Barrera, the district’s longest-serving board member, acknowledges that the district’s reforms aren’t what activists asked for. For him, there is a clear and simple reason not to defund San Diego Unified police: He’d rather San Diego Unified-trained police officers respond to incidents on campus than San Diego city police.
All sorts of student-specific situations come up, said Barrera. Maybe there is a fight between students; maybe an adult tries to take custody of a child they aren’t entitled to; or maybe a student makes a threat on the school.
“Either you don’t have anybody address that situation – and that’s obviously not safe. Or you have somebody addressing it who isn’t trained and doesn’t see it as their job to ensure the safety of school students and staff. That is the kind of situation that can escalate into something that can cause harm,” he said.
Even with San Diego Unified’s own police force, many situations have escalated quickly – especially for Black students.
A KPBS analysis showed Black students in the district were four times more likely to be detained or arrested by school police than White students. School police were also more likely to refer White students to mental health services, the analysis found.
My own reporting showed Black students are also the most disproportionately suspended group in the entire district.

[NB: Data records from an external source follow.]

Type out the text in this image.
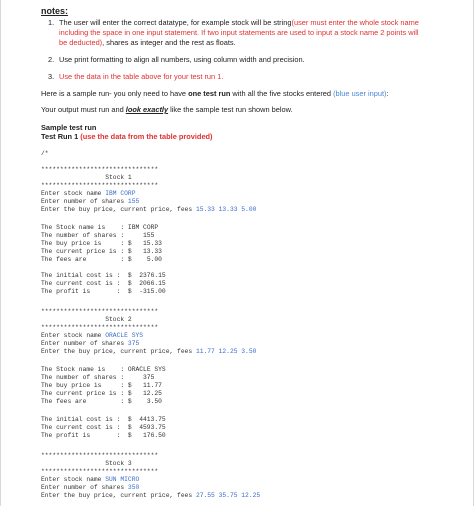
notes:
1. The user will enter the correct datatype, for example stock will be string(user must enter the whole stock name including the space in one input statement. If two input statements are used to input a stock name 2 points will be deducted), shares as integer and the rest as floats.
2. Use print formatting to align all numbers, using column width and precision.
3. Use the data in the table above for your test run 1.
Here is a sample run- you only need to have one test run with all the five stocks entered (blue user input):
Your output must run and look exactly like the sample test run shown below.
Sample test run
Test Run 1 (use the data from the table provided)
/*
*******************************
Stock 1
*******************************
Enter stock name IBM CORP
Enter number of shares 155
Enter the buy price, current price, fees 15.33 13.33 5.00
The Stock name is    : IBM CORP
The number of shares :     155
The buy price is     : $   15.33
The current price is : $   13.33
The fees are         : $    5.00
The initial cost is :  $  2376.15
The current cost is :  $  2066.15
The profit is       :  $  -315.00
*******************************
Stock 2
*******************************
Enter stock name ORACLE SYS
Enter number of shares 375
Enter the buy price, current price, fees 11.77 12.25 3.50
The Stock name is    : ORACLE SYS
The number of shares :     375
The buy price is     : $   11.77
The current price is : $   12.25
The fees are         : $    3.50
The initial cost is :  $  4413.75
The current cost is :  $  4593.75
The profit is       :  $   176.50
*******************************
Stock 3
*******************************
Enter stock name SUN MICRO
Enter number of shares 350
Enter the buy price, current price, fees 27.55 35.75 12.25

Barrera argues those figures would be worse if San Diego Police Department were responding to incidents on local campuses.
But on the lawn of the San Diego Unified headquarters on July 2, 2020, protestors made it clear that school police were beyond reforming.
“I’m here to call on the Board of Education… to basically defund [the police] completely so they can pour those funds back into the students,” said Nyaduoth Gatkuoth, a Morse High graduate, at the time. “There will be no justice and no peace until we get the change we are asking for within our school systems.”